Talk
Modern ML systems rarely use one data format end to end. The same sample may start as an object containing various forms of data including text, images, video, audio and other bespoke modalities. However, this form must be serialized for LLM input; and tensors properly organized for training and inference efficiency.
This talk walks through that evolution step by step. Rather than treating preprocessing as a black box, it shows how different representations serve different purposes: validation and authoring at the boundary, normalization and rendering in the middle, and efficient batching and sequence construction as we approach the model. Along the way, the talk highlights practical design questions: where to enforce which invariants, how tradeoffs change across the sample's lifecycle, how to align temporal and visual information, and avoid losing meaning as data becomes more model-friendly.
The broader goal is to share a pattern for building multimodal training data pipelines that are ergonomic for humans and efficient for machines.
About the Speaker
Philipp Guevorguian is a machine learning researcher based in Yerevan, Armenia. He is a Member of Technical Staff at Perceptron AI, where he develops state-of-the-art machine learning systems for understanding the physical world.

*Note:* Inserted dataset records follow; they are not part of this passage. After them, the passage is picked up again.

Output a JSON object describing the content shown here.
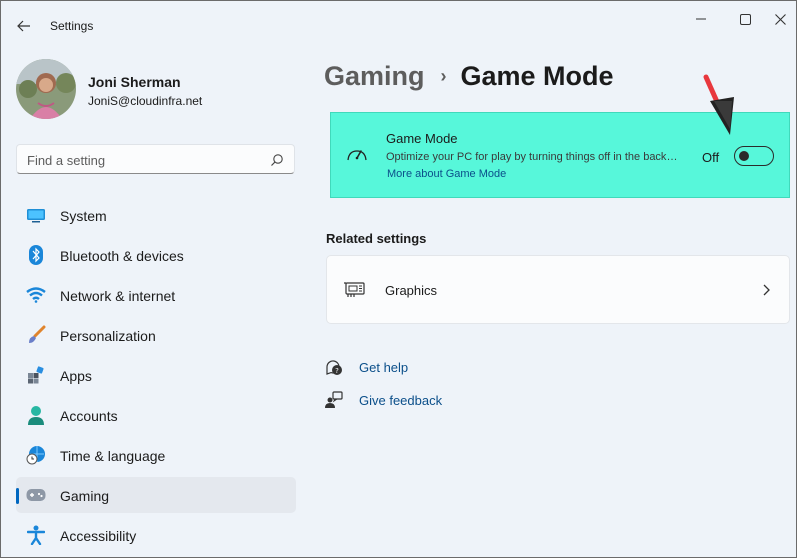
{
  "window": {
    "title": "Settings",
    "back_icon": "back-arrow-icon",
    "controls": [
      "minimize-icon",
      "maximize-icon",
      "close-icon"
    ]
  },
  "profile": {
    "name": "Joni Sherman",
    "email": "JoniS@cloudinfra.net"
  },
  "search": {
    "placeholder": "Find a setting",
    "value": ""
  },
  "sidebar": {
    "items": [
      {
        "label": "System",
        "icon": "system-icon",
        "selected": false
      },
      {
        "label": "Bluetooth & devices",
        "icon": "bluetooth-icon",
        "selected": false
      },
      {
        "label": "Network & internet",
        "icon": "wifi-icon",
        "selected": false
      },
      {
        "label": "Personalization",
        "icon": "brush-icon",
        "selected": false
      },
      {
        "label": "Apps",
        "icon": "apps-icon",
        "selected": false
      },
      {
        "label": "Accounts",
        "icon": "accounts-icon",
        "selected": false
      },
      {
        "label": "Time & language",
        "icon": "time-language-icon",
        "selected": false
      },
      {
        "label": "Gaming",
        "icon": "gamepad-icon",
        "selected": true
      },
      {
        "label": "Accessibility",
        "icon": "accessibility-icon",
        "selected": false
      }
    ]
  },
  "breadcrumb": {
    "parent": "Gaming",
    "separator": "›",
    "current": "Game Mode"
  },
  "game_mode": {
    "title": "Game Mode",
    "description": "Optimize your PC for play by turning things off in the background",
    "link": "More about Game Mode",
    "state_label": "Off",
    "enabled": false,
    "highlight_color": "#57f7da"
  },
  "related": {
    "title": "Related settings",
    "items": [
      {
        "label": "Graphics",
        "icon": "graphics-card-icon"
      }
    ]
  },
  "help": {
    "get_help": "Get help",
    "give_feedback": "Give feedback"
  },
  "colors": {
    "accent": "#0067c0",
    "annotation_arrow": "#e8373d"
  }
}
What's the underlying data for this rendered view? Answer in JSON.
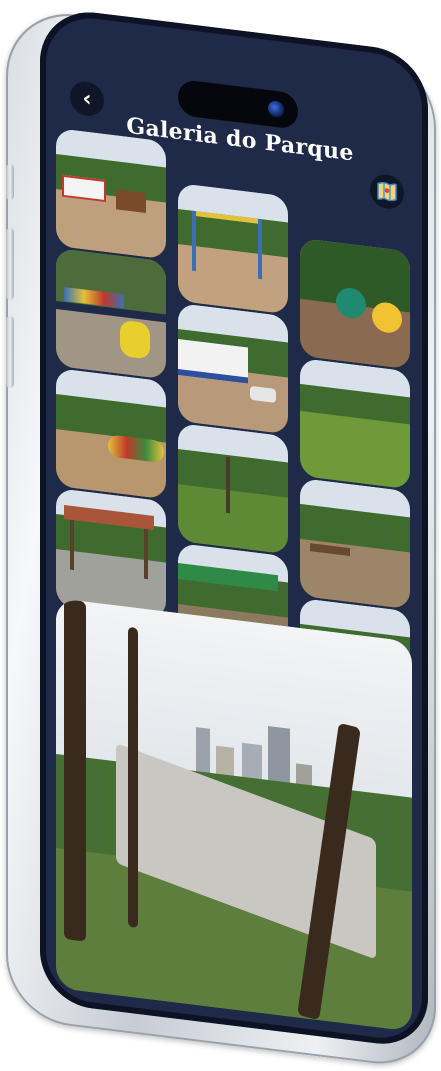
{
  "header": {
    "title": "Galeria do Parque",
    "back_icon": "chevron-left-icon",
    "map_icon": "map-icon"
  },
  "colors": {
    "screen_bg": "#1e2a47",
    "button_bg": "#0f1628",
    "title_text": "#ffffff"
  },
  "gallery": {
    "photos": [
      {
        "id": "playground-sign"
      },
      {
        "id": "swings"
      },
      {
        "id": "info-signs"
      },
      {
        "id": "tire-planters"
      },
      {
        "id": "building"
      },
      {
        "id": "lake"
      },
      {
        "id": "caterpillar-tunnel"
      },
      {
        "id": "lawn-tree"
      },
      {
        "id": "picnic-area"
      },
      {
        "id": "gazebo"
      },
      {
        "id": "green-shelter"
      },
      {
        "id": "path-trees"
      },
      {
        "id": "skatepark-city-view"
      }
    ]
  }
}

Previously, he worked at YerevaNN, focusing on deep learning applications in scientific domains, particularly drug design and biomolecular discovery. His work included training specialized language models to accelerate complex chemical analysis.
Earlier in his career, he contributed to statistical modeling for cancer mortality prognostication, conducted meta-analyses of gene expression data, and developed on-device algorithms that convert wearable accelerometer signals into actionable health insights.